Gilthanas plaça le morceau de quartz dans une alvéole du rocher ; la faille commença à se refermer. Au dernier moment, il retira la gemme ; la paroi s’arrêta non loin du bord.

— J’ai trouvé de la poussière en quantité, mais pas d’empreintes, dit Raistlin, qui s’était remis à tousser.

— Moi j’en ai trouvé à cent trente pas d’ici, là où la grotte fait un coude. Elles ne proviennent pas des draconiens, ni des gobelins. Le mage prétend que le chemin de droite est dangereux.

— Nous resterons ici cette nuit, près de l’ouverture. Nous monterons la garde à tour de rôle des deux côtés de la caverne. Sturm et Caramon en premier. Ensuite, Gilthanas et moi, Ebène et Rivebise, Flint et Tasslehoff.
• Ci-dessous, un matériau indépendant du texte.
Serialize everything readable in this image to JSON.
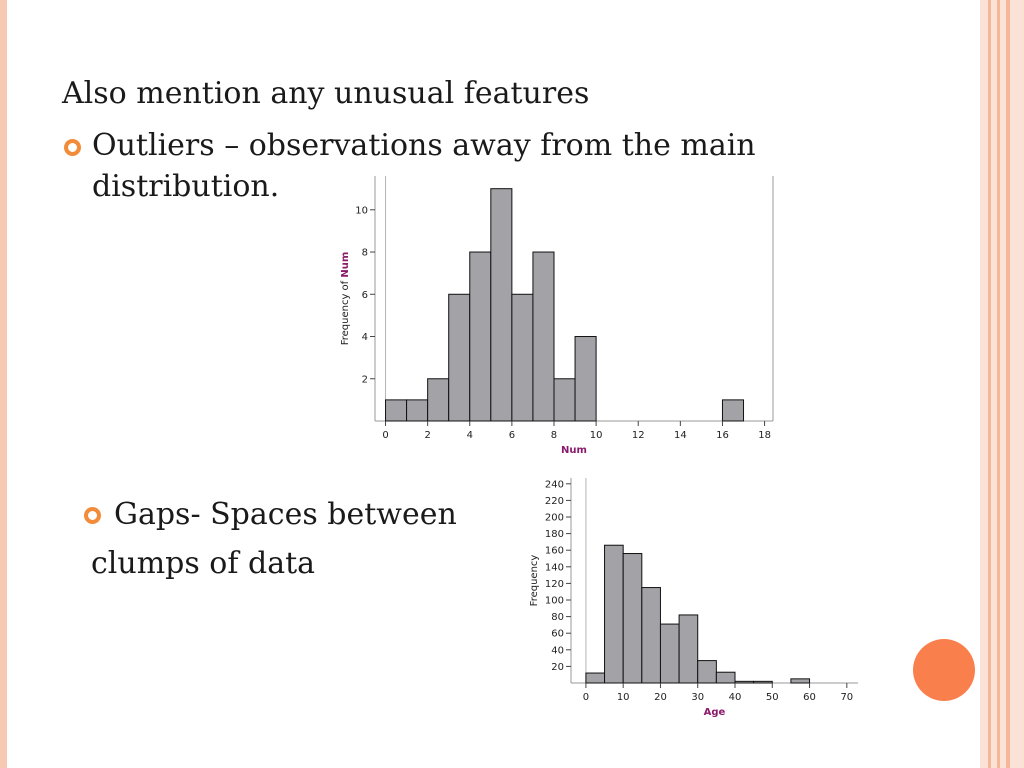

— Et moi ! dit fermement Tika. Je prendrai aussi un tour de garde.

— D’accord, répondit Tanis, réprimant un sourire. Tu iras avec Tass et Flint.

La jeune rousse étendit sa couverture sur le sol, puis sous le regard de Caramon, s’allongea le plus naturellement du monde. Elle remarqua qu’Ebène l’observait aussi. Tika avait l’habitude du regard admiratif des hommes, et Ebène était plus élégant que Caramon ; plus malin et plus séduisant aussi. Comme les hommes, elle avait gardé sa cotte de mailles pour dormir. Cela se révéla très inconfortable, mais elle était si fatiguée que le sommeil eut vite raison d’elle.
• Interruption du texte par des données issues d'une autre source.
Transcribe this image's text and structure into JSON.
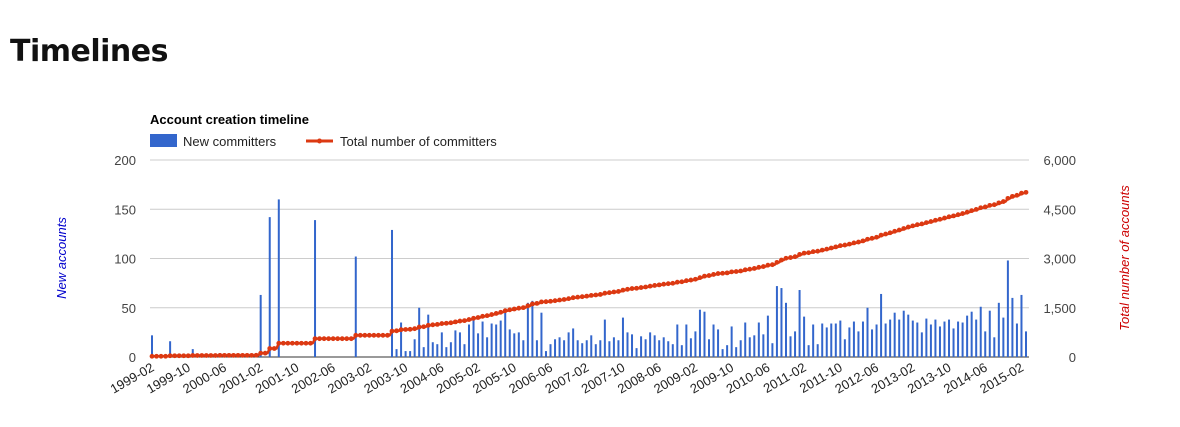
{
  "page_title": "Timelines",
  "chart_data": {
    "type": "bar+line",
    "title": "Account creation timeline",
    "legend_position": "top-left",
    "legend": {
      "bar": "New committers",
      "line": "Total number of committers"
    },
    "y_left": {
      "label": "New accounts",
      "range": [
        0,
        200
      ],
      "ticks": [
        "200",
        "150",
        "100",
        "50",
        "0"
      ]
    },
    "y_right": {
      "label": "Total number of accounts",
      "range": [
        0,
        6000
      ],
      "ticks": [
        "6,000",
        "4,500",
        "3,000",
        "1,500",
        "0"
      ]
    },
    "x_ticks": [
      "1999-02",
      "1999-10",
      "2000-06",
      "2001-02",
      "2001-10",
      "2002-06",
      "2003-02",
      "2003-10",
      "2004-06",
      "2005-02",
      "2005-10",
      "2006-06",
      "2007-02",
      "2007-10",
      "2008-06",
      "2009-02",
      "2009-10",
      "2010-06",
      "2011-02",
      "2011-10",
      "2012-06",
      "2013-02",
      "2013-10",
      "2014-06",
      "2015-02"
    ],
    "start": "1999-02",
    "grid": true,
    "colors": {
      "bar": "#3366cc",
      "line": "#dc3912",
      "left_axis_label": "#0000cc",
      "right_axis_label": "#cc0000"
    },
    "new_committers": [
      22,
      0,
      0,
      0,
      0,
      0,
      0,
      0,
      16,
      0,
      0,
      0,
      0,
      0,
      0,
      0,
      0,
      0,
      8,
      0,
      0,
      0,
      0,
      0,
      0,
      0,
      0,
      0,
      0,
      0,
      4,
      0,
      0,
      0,
      0,
      0,
      0,
      0,
      0,
      0,
      0,
      0,
      0,
      0,
      0,
      0,
      4,
      0,
      63,
      0,
      0,
      0,
      142,
      0,
      0,
      0,
      160,
      0,
      0,
      0,
      0,
      0,
      0,
      0,
      0,
      0,
      0,
      0,
      0,
      0,
      0,
      0,
      139,
      0,
      0,
      0,
      0,
      0,
      0,
      0,
      0,
      0,
      0,
      0,
      0,
      0,
      0,
      0,
      0,
      0,
      102,
      0,
      0,
      0,
      0,
      0,
      0,
      0,
      0,
      0,
      0,
      0,
      0,
      0,
      0,
      0,
      129,
      0,
      8,
      0,
      35,
      0,
      6,
      0,
      6,
      0,
      18,
      0,
      50,
      0,
      10,
      0,
      43,
      0,
      15,
      0,
      13,
      0,
      25,
      0,
      10,
      0,
      15,
      0,
      27,
      0,
      25,
      0,
      13,
      0,
      33,
      0,
      38,
      0,
      24,
      0,
      36,
      0,
      20,
      0,
      34,
      0,
      33,
      0,
      37,
      0,
      47,
      0,
      28,
      0,
      24,
      0,
      25,
      0,
      17,
      0,
      55,
      0,
      57,
      0,
      17,
      0,
      45,
      0,
      6,
      0,
      13,
      0,
      18,
      0,
      20,
      0,
      17,
      0,
      25,
      0,
      29,
      0,
      17,
      0,
      14,
      0,
      17,
      0,
      22,
      0,
      13,
      0,
      17,
      0,
      38,
      0,
      16,
      0,
      20,
      0,
      17,
      0,
      40,
      0,
      25,
      0,
      23,
      0,
      9,
      0,
      21,
      0,
      18,
      0,
      25,
      0,
      22,
      0,
      17,
      0,
      20,
      0,
      16,
      0,
      13,
      0,
      33,
      0,
      12,
      0,
      33,
      0,
      19,
      0,
      26,
      0,
      48,
      0,
      46,
      0,
      18,
      0,
      33,
      0,
      28,
      0,
      8,
      0,
      12,
      0,
      31,
      0,
      10,
      0,
      17,
      0,
      35,
      0,
      20,
      0,
      22,
      0,
      35,
      0,
      23,
      0,
      42,
      0,
      14,
      0,
      72,
      0,
      70,
      0,
      55,
      0,
      21,
      0,
      26,
      0,
      68,
      0,
      41,
      0,
      12,
      0,
      33,
      0,
      13,
      0,
      34,
      0,
      30,
      0,
      34,
      0,
      34,
      0,
      37,
      0,
      18,
      0,
      30,
      0,
      36,
      0,
      26,
      0,
      36,
      0,
      50,
      0,
      28,
      0,
      33,
      0,
      64,
      0,
      34,
      0,
      38,
      0,
      45,
      0,
      38,
      0,
      47,
      0,
      43,
      0,
      37,
      0,
      35,
      0,
      25,
      0,
      39,
      0,
      33,
      0,
      38,
      0,
      31,
      0,
      36,
      0,
      38,
      0,
      29,
      0,
      36,
      0,
      35,
      0,
      42,
      0,
      46,
      0,
      38,
      0,
      51,
      0,
      26,
      0,
      47,
      0,
      20,
      0,
      55,
      0,
      40,
      0,
      98,
      0,
      60,
      0,
      34,
      0,
      63,
      0,
      26
    ],
    "total_committers": [
      22,
      22,
      22,
      22,
      22,
      22,
      22,
      22,
      38,
      38,
      38,
      38,
      38,
      38,
      38,
      38,
      38,
      38,
      46,
      46,
      46,
      46,
      46,
      46,
      46,
      46,
      46,
      46,
      46,
      46,
      50,
      50,
      50,
      50,
      50,
      50,
      50,
      50,
      50,
      50,
      50,
      50,
      50,
      50,
      50,
      50,
      54,
      54,
      117,
      117,
      117,
      117,
      259,
      259,
      259,
      259,
      419,
      419,
      419,
      419,
      419,
      419,
      419,
      419,
      419,
      419,
      419,
      419,
      419,
      419,
      419,
      419,
      558,
      558,
      558,
      558,
      558,
      558,
      558,
      558,
      558,
      558,
      558,
      558,
      558,
      558,
      558,
      558,
      558,
      558,
      660,
      660,
      660,
      660,
      660,
      660,
      660,
      660,
      660,
      660,
      660,
      660,
      660,
      660,
      660,
      660,
      789,
      789,
      797,
      797,
      832,
      832,
      838,
      838,
      844,
      844,
      862,
      862,
      912,
      912,
      922,
      922,
      965,
      965,
      980,
      980,
      993,
      993,
      1018,
      1018,
      1028,
      1028,
      1043,
      1043,
      1070,
      1070,
      1095,
      1095,
      1108,
      1108,
      1141,
      1141,
      1179,
      1179,
      1203,
      1203,
      1239,
      1239,
      1259,
      1259,
      1293,
      1293,
      1326,
      1326,
      1363,
      1363,
      1410,
      1410,
      1438,
      1438,
      1462,
      1462,
      1487,
      1487,
      1504,
      1504,
      1559,
      1559,
      1616,
      1616,
      1633,
      1633,
      1678,
      1678,
      1684,
      1684,
      1697,
      1697,
      1715,
      1715,
      1735,
      1735,
      1752,
      1752,
      1777,
      1777,
      1806,
      1806,
      1823,
      1823,
      1837,
      1837,
      1854,
      1854,
      1876,
      1876,
      1889,
      1889,
      1906,
      1906,
      1944,
      1944,
      1960,
      1960,
      1980,
      1980,
      1997,
      1997,
      2037,
      2037,
      2062,
      2062,
      2085,
      2085,
      2094,
      2094,
      2115,
      2115,
      2133,
      2133,
      2158,
      2158,
      2180,
      2180,
      2197,
      2197,
      2217,
      2217,
      2233,
      2233,
      2246,
      2246,
      2279,
      2279,
      2291,
      2291,
      2324,
      2324,
      2343,
      2343,
      2369,
      2369,
      2417,
      2417,
      2463,
      2463,
      2481,
      2481,
      2514,
      2514,
      2542,
      2542,
      2550,
      2550,
      2562,
      2562,
      2593,
      2593,
      2603,
      2603,
      2620,
      2620,
      2655,
      2655,
      2675,
      2675,
      2697,
      2697,
      2732,
      2732,
      2755,
      2755,
      2797,
      2797,
      2811,
      2811,
      2883,
      2883,
      2953,
      2953,
      3008,
      3008,
      3029,
      3029,
      3055,
      3055,
      3123,
      3123,
      3164,
      3164,
      3176,
      3176,
      3209,
      3209,
      3222,
      3222,
      3256,
      3256,
      3286,
      3286,
      3320,
      3320,
      3354,
      3354,
      3391,
      3391,
      3409,
      3409,
      3439,
      3439,
      3475,
      3475,
      3501,
      3501,
      3537,
      3537,
      3587,
      3587,
      3615,
      3615,
      3648,
      3648,
      3712,
      3712,
      3746,
      3746,
      3784,
      3784,
      3829,
      3829,
      3867,
      3867,
      3914,
      3914,
      3957,
      3957,
      3994,
      3994,
      4029,
      4029,
      4054,
      4054,
      4093,
      4093,
      4126,
      4126,
      4164,
      4164,
      4195,
      4195,
      4231,
      4231,
      4269,
      4269,
      4298,
      4298,
      4334,
      4334,
      4369,
      4369,
      4411,
      4411,
      4457,
      4457,
      4495,
      4495,
      4546,
      4546,
      4572,
      4572,
      4619,
      4619,
      4639,
      4639,
      4694,
      4694,
      4734,
      4734,
      4832,
      4832,
      4892,
      4892,
      4926,
      4926,
      4989,
      4989,
      5015
    ]
  }
}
Les compagnons furent réveillés par la lumière du jour qui filtrait à travers la faille. Après un frugal repas, ils rassemblèrent leurs affaires et s’enfoncèrent dans le Sla-Mori. Arrivés devant la fourche, ils examinèrent les deux couloirs. Rivebise se pencha pour examiner les empreintes. Il se releva, l’air perplexe.